Queens World Film Festival holds screenings in Sunnyside

By Bill Parry

The Queens World Film Festival will help kick off the 3rd annual Sunnyside Restaurant Week on Monday Oct. 19 with a screening of short films at Bliss Plaza, under the 46th St. No. 7 subway station, beginning at 6:30 p.m. QWFF will return with a host of Queens filmmakers for a screening of “Queens-centric” short films at Claret Wine Bar, at 46-02 Skillman Ave., Wednesday Oct. 21, from 7 to 9 p.m.

“We’ll be back on Friday the 23rd with a collection of dark comedy and horror shorts that we’ll screen at the Dog and Duck at 45-20 Skillman Ave.,” QWFF co-founder Katha Cato said. “Dark and twisted, perfect for a Friday night in Autumn. We’re really happy to be doing this in Sunnyside. It’s a very interesting neighborhood.”

Cato, and her husband Don, spent the summer hosting 14 free outdoor screenings for more than 2,500 film aficionados across the borough from the beaches of Rockaway to Hunters Points South Park in Long Island City to their home neighborhood of Jackson Heights.

The cinematic barn-storming by the Catos is all about building the Queens World Film Festival brand. Now heading into its sixth year, it’s become a true international event.

“We’re getting ten submissions a day from places like Serbia, China, Bangladesh, Brazil, Australia and the United Arab Emirates,” Katha said. “And of course from right here in Queens. The quality of the films is just incredible and there are so many submissions that the screening process has grown into a 24-7 operation.”

The Festival is scheduled for March 15 to 20 at the Museum of the Moving Image in Astoria, the Secret Theatre in Long Island City and PS 69 in Jackson Heights. In addition, the Catos run year round programming such as the Young Filmmakers Program and the Old Spice screenings for seniors.

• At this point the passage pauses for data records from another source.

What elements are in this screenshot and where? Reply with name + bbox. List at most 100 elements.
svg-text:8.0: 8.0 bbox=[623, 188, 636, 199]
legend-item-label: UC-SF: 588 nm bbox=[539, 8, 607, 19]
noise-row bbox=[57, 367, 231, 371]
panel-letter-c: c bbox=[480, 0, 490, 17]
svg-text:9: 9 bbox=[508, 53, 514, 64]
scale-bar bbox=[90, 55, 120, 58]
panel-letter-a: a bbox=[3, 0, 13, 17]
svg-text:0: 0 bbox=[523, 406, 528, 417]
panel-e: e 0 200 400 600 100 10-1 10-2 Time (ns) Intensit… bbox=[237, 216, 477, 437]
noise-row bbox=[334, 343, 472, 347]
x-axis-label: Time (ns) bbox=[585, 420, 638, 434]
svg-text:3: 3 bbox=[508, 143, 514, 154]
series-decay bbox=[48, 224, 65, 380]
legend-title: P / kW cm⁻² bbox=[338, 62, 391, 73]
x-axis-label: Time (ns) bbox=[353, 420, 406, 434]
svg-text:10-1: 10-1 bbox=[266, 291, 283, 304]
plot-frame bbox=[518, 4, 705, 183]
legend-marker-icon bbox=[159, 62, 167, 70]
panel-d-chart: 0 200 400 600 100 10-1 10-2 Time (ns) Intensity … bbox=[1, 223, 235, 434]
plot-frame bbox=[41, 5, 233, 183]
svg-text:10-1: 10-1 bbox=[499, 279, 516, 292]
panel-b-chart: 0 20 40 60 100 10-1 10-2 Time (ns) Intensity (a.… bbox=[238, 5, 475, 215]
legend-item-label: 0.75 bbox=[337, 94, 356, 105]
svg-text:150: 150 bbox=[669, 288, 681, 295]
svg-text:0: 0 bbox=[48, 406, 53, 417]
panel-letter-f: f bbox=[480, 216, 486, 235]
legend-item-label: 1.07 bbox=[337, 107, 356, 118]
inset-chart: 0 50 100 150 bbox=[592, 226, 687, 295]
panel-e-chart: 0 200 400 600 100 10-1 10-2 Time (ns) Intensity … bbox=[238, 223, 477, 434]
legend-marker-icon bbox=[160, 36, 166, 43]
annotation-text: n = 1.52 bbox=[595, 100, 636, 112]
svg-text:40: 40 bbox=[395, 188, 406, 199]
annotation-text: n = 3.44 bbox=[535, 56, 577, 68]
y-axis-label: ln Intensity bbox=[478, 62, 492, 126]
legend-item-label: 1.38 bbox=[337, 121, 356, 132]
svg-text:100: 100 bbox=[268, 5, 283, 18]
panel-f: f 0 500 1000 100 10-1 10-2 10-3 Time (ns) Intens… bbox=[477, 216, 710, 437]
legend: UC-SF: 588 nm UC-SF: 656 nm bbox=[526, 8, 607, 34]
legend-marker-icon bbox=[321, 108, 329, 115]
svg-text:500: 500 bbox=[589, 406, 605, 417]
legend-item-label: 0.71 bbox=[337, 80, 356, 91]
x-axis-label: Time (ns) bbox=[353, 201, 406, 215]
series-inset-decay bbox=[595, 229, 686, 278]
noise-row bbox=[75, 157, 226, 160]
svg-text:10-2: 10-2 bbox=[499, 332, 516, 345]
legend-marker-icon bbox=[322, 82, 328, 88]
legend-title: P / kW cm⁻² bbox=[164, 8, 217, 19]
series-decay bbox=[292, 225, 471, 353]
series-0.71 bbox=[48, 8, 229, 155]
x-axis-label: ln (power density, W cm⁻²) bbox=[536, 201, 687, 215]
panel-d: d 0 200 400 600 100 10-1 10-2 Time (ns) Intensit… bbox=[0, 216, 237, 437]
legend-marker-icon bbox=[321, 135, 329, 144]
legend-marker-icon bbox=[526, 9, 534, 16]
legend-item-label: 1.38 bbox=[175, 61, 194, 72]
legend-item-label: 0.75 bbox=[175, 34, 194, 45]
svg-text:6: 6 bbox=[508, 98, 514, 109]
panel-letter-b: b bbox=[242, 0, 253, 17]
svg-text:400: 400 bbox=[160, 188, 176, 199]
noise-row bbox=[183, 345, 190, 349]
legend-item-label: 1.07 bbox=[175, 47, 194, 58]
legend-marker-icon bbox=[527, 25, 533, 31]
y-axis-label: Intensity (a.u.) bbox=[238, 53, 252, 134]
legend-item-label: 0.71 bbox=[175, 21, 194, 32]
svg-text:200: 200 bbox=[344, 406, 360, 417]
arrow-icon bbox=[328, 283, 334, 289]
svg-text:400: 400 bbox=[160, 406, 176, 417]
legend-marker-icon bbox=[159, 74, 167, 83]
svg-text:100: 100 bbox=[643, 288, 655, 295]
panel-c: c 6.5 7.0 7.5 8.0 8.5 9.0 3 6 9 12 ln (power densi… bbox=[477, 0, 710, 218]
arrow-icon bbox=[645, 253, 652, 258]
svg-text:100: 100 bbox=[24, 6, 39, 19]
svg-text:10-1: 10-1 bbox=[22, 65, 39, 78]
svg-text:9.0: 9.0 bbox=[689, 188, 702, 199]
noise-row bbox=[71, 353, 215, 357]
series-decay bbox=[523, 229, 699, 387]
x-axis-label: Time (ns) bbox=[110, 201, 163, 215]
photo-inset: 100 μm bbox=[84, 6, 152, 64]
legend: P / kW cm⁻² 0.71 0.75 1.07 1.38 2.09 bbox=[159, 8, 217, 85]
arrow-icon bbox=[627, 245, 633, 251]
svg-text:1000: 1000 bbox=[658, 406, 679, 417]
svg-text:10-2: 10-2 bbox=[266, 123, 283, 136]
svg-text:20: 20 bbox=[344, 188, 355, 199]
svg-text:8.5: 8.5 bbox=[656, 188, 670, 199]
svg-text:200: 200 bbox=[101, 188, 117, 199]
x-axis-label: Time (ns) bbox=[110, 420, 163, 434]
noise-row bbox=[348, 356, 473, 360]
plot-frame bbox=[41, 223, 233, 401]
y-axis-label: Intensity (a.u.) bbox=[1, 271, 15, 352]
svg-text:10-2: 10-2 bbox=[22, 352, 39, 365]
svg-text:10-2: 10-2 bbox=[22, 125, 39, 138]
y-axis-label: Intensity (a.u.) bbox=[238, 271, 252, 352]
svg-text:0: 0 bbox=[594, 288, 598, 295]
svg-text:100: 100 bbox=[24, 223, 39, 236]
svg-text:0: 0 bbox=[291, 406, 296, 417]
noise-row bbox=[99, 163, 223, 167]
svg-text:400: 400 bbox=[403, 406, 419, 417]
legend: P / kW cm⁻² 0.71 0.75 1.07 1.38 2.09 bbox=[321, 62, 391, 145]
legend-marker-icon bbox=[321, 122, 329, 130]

“We’ve expanded our Young Filmmakers Program to include the Central Queens YMCA and to fund that and the other programs we’ve set up an Indiegogo Crowdfunding Campaign,” Katha said. “Don and I can’t sustain it anymore by ourselves. Some of our programs get partial funding from Danny Dromm and Jimmy Van Bramer but for the Festival to truly reach its potential we’ll need more.”

As the QWFF continues to grow she’s hoping to add employees and proper office space.

“It’s too big to be running it from our living room anymore,” Katha said. “This thing has to be a sustainable model to benefit the borough and for that we’ll need 25 full-time employees, from coordinators and technicians to publicists and event planners. You can’t sustain an international event with volunteers.”

Meanwhile, Councilman Daniel Dromm (D-Jackson Heights) and the Ford Foundation are supporting a special free community screening of “In Jackson Heights” on Oct. 23 at PS 69. The Frederick Wiseman documentary is about the neighborhood, one of the most ethnically and culturally diverse communities in the U.S. and the world.

The subject of the film is the daily life of its people, their businesses, community centers, religions, and political, cultural and social lives as well as the conflict between maintaining ties to traditions of residents’ countries of origin and the need to learn and adapt to American ways and values.

The three-hour-long film starts at 6:30 p.m. Wiseman and Dromm will participate in a question-and-answer session after the screening.

To reserve a ticket go to injheights.bpt.me or call 1-800-838-3006. Tickets are limited.